THE EDITOR’S LETTER.

THE EDITOR’S LETTER.

In the course of a year the general office of a big railroad gets some queer, some funny, some solemn and some “otherwise” requests for passes. General Passenger Agent Ford of the Pennsylvania lines west of Pittsburgh, showed one the other day which he calls the “modest and facetious kind,” from a Western editor living on one of his lines. Mr. Ford thought it too good to “keep,” and it is given below, except the names and locality:

” I have a modest request to make. I want to get a pass for myself and wife from-to Washington, D. C., and thence to New York, with stop privileges at Baltimore and Philadelphia, and return. I know that the general rule is to refuse such requests as this. I wish, however, to state my case :

” Firstly—This is to be my wedding trip, and country editors, you know, in such cases depend upon their railroad friends standing by them in the worthy effort to make their brides believe they have caught a millionaire when they hook on to a country editor. Poor little innocents ! They think that all they have to do will be to ride free over the country and be the honored guests of the great of the land. Little do they dream of the painful truth that they will have to eke out a scanty subsistence from tickets to snide minstrel shows and Uncle Tom’s Cabin troupes, orders on corner stores which will be coldly honored for goods at four times their value, contracts for organs and sewing machines, by means of which editors are permitted, after giving several hundred dollars’ worth of advertising, to purchase an instrument after paying eight-sevenths of its value in cash. “ By the courtesy of railroad officials, editors usually succeed in concealing these unpleasant things from brides, and I, therefore, follow the custom and bone you for the passes.

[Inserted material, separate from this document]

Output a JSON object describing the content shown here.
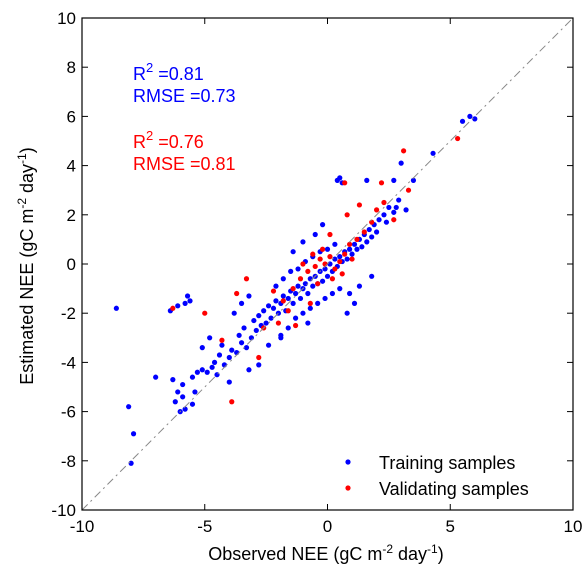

“ I am postmaster at-, and being one of the rascals who must go, I will have to hump myself to get back in time to be kicked out, and will not be able to move a peg until that momentous event occurs. I think I have made my case ; if you think not, let me know and I will add an amended and supplemental petition. Mark your answer ‘ private.’ I have not yet billed the town nor requested any one’s ‘ presents ’ at my wedding. I might say ‘ burn this,’ but the words are painful.”

Mr. Ford says in this case it was too much for him, and fearing an “ amended petition ” he yielded and sent the passes ; but he desires it to be understood that this is not to be regarded as a precedent or an example for others of the fraternity.